Have you ever thought, while sipping a Napa Valley wine, to thank, at least in thought, an owl? California vintners do it every day, and they don’t know how to let them in anymore.
According to Inspire More, in California’s famed wine-producing region, winemakers are adopting a natural method to limit grape crop losses. Because rodents like grapes as much as humans do, and they can wreak havoc in a vineyard.

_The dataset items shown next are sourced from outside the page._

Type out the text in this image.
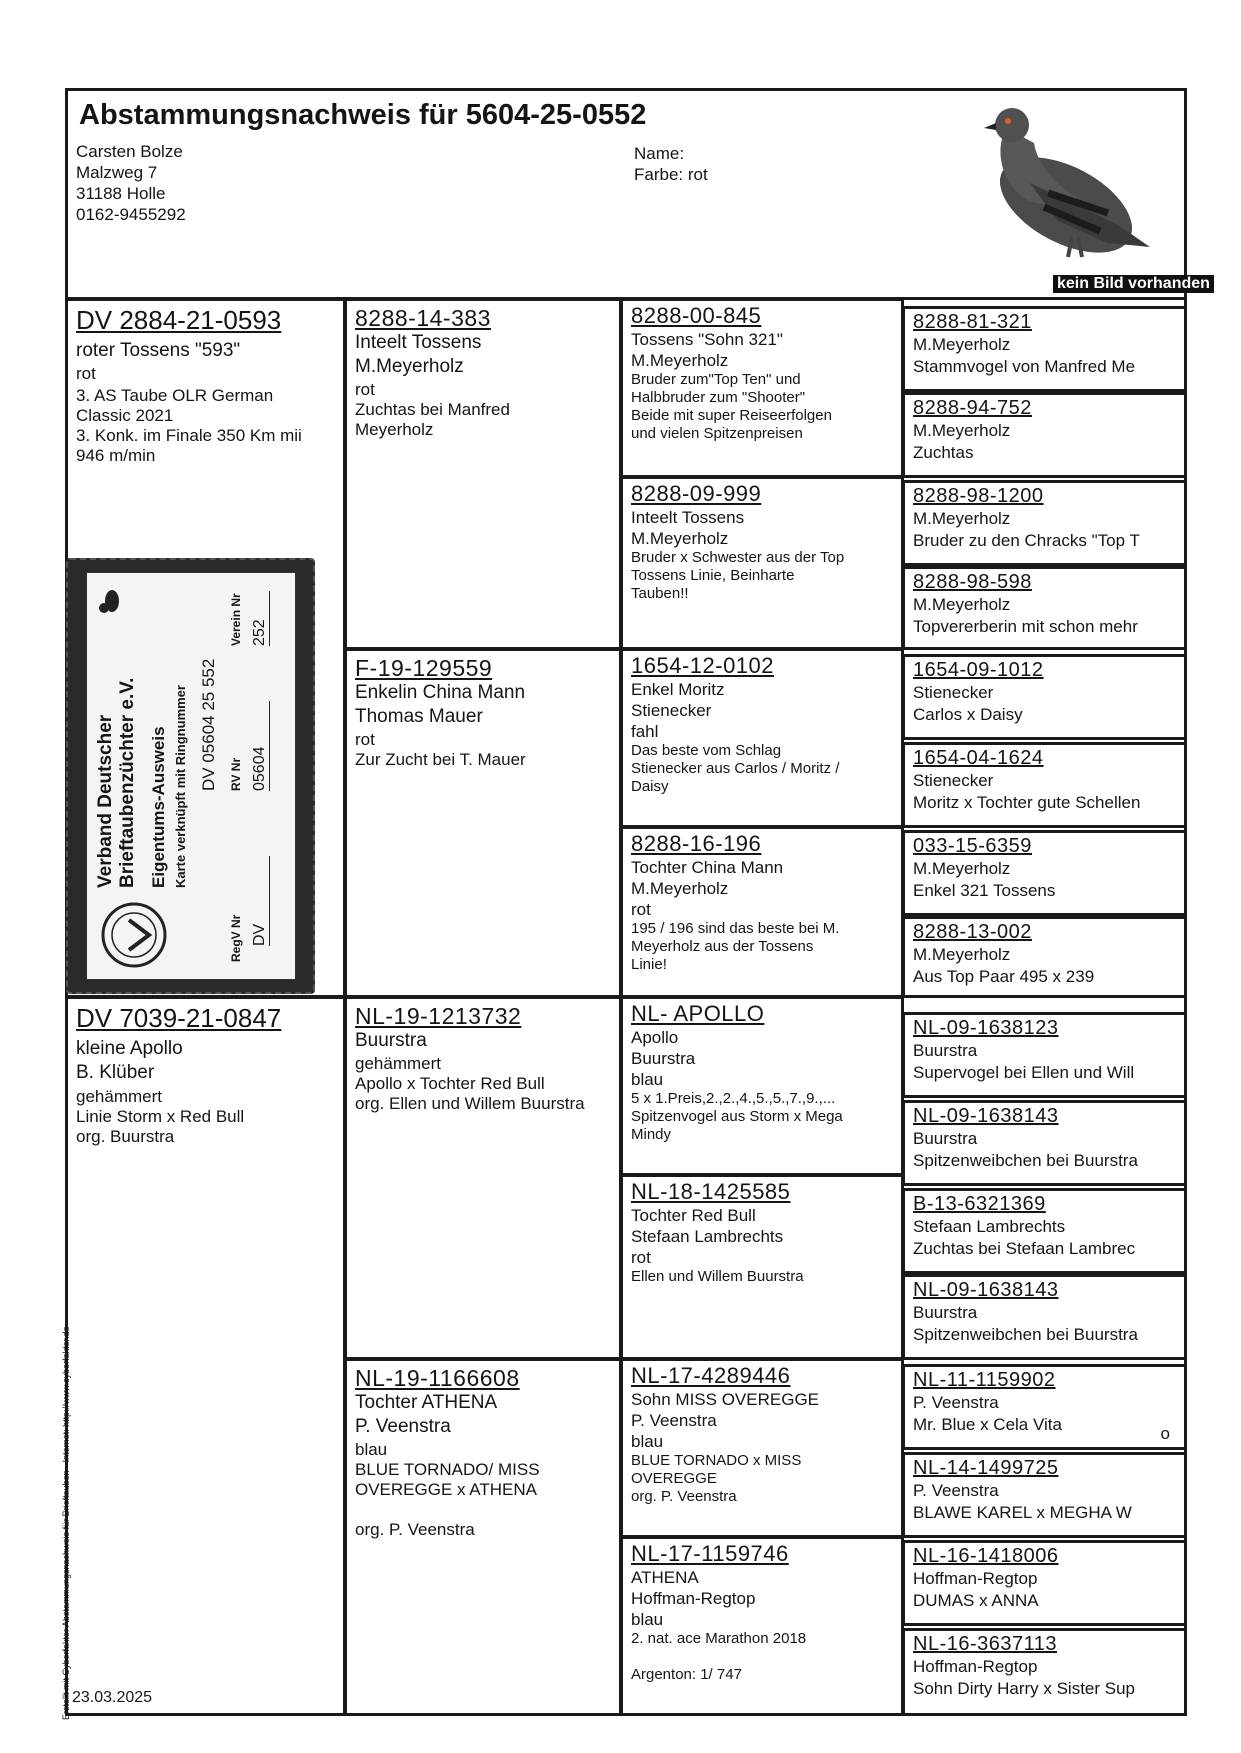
Abstammungsnachweis für 5604-25-0552
Carsten Bolze
Malzweg 7
31188 Holle
0162-9455292
Name:
Farbe: rot
kein Bild vorhanden
DV 2884-21-0593
roter Tossens "593"
rot
3. AS Taube OLR German
Classic 2021
3. Konk. im Finale 350 Km mii
946 m/min
Verband Deutscher Brieftaubenzüchter e.V. Eigentums-Ausweis Karte verknüpft mit Ringnummer DV 05604 25 552
RegV Nr
RV Nr
Verein Nr
DV
05604
252
DV 7039-21-0847
kleine Apollo
B. Klüber
gehämmert
Linie Storm x Red Bull
org. Buurstra
23.03.2025
8288-14-383
Inteelt Tossens
M.Meyerholz
rot
Zuchtas bei Manfred
Meyerholz
F-19-129559
Enkelin China Mann
Thomas Mauer
rot
Zur Zucht bei T. Mauer
NL-19-1213732
Buurstra
gehämmert
Apollo x Tochter Red Bull
org. Ellen und Willem Buurstra
NL-19-1166608
Tochter ATHENA
P. Veenstra
blau
BLUE TORNADO/ MISS
OVEREGGE x ATHENA

org. P. Veenstra
8288-00-845
Tossens "Sohn 321"
M.Meyerholz
Bruder zum"Top Ten" und
Halbbruder zum "Shooter"
Beide mit super Reiseerfolgen
und vielen Spitzenpreisen
8288-09-999
Inteelt Tossens
M.Meyerholz
Bruder x Schwester aus der Top
Tossens Linie, Beinharte
Tauben!!
1654-12-0102
Enkel Moritz
Stienecker
fahl
Das beste vom Schlag
Stienecker aus Carlos / Moritz /
Daisy
8288-16-196
Tochter China Mann
M.Meyerholz
rot
195 / 196 sind das beste bei M.
Meyerholz aus der Tossens
Linie!
NL- APOLLO
Apollo
Buurstra
blau
5 x 1.Preis,2.,2.,4.,5.,5.,7.,9.,...
Spitzenvogel aus Storm x Mega
Mindy
NL-18-1425585
Tochter Red Bull
Stefaan Lambrechts
rot
Ellen und Willem Buurstra
NL-17-4289446
Sohn MISS OVEREGGE
P. Veenstra
blau
BLUE TORNADO x MISS
OVEREGGE
org. P. Veenstra
NL-17-1159746
ATHENA
Hoffman-Regtop
blau
2. nat. ace Marathon 2018

Argenton: 1/ 747
8288-81-321
M.Meyerholz
Stammvogel von Manfred Me
8288-94-752
M.Meyerholz
Zuchtas
8288-98-1200
M.Meyerholz
Bruder zu den Chracks "Top T
8288-98-598
M.Meyerholz
Topvererberin mit schon mehr
1654-09-1012
Stienecker
Carlos x Daisy
1654-04-1624
Stienecker
Moritz x Tochter gute Schellen
033-15-6359
M.Meyerholz
Enkel 321 Tossens
8288-13-002
M.Meyerholz
Aus Top Paar 495 x 239
NL-09-1638123
Buurstra
Supervogel bei Ellen und Will
NL-09-1638143
Buurstra
Spitzenweibchen bei Buurstra
B-13-6321369
Stefaan Lambrechts
Zuchtas bei Stefaan Lambrec
NL-09-1638143
Buurstra
Spitzenweibchen bei Buurstra
NL-11-1159902
P. Veenstra
Mr. Blue x Cela Vita	o
NL-14-1499725
P. Veenstra
BLAWE KAREL x MEGHA W
NL-16-1418006
Hoffman-Regtop
DUMAS x ANNA
NL-16-3637113
Hoffman-Regtop
Sohn Dirty Harry x Sister Sup
Erstellt mit Cyberfaktor Abstammungsnachweis für Brieftauben - Internet: http://www.cyberfaktor.de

To encourage owls to settle in Napa vineyards, winemakers are installing artificial nests. A family of owls can kill up to 3,400 rodents in a year.
The winegrowers’ "pact" with the owls has proven to be a sustainable and environmentally friendly way to reduce the number of rodents. The main conventional way of pest control, the application of rodenticides (non-specific pest control chemicals produced and sold to kill rodents) is not popular with California farmers.
American biologists whose work is dedicated to studying the effects of this natural approach to pest control travel through Napa Valley to install and inspect artificial nests, tagging birds to track their habits.
The choice of winegrowers was confirmed by an experiment, conducted in Napa Valley for several years by Humboldt State University. Around 300 artificial owl nests have been installed in 75 different vineyards. The aim of the experiment was to study the impact that owls have on pests. About four-fifths of these vineyards reported a significant difference in rodent control in favour of the natural, unconventional method.
But there are sceptics. Some scientists aren’t sure if the reduction in rodent numbers is entirely due to owls or if new California regulations limiting rodenticide use are contributing decisively to the statistics.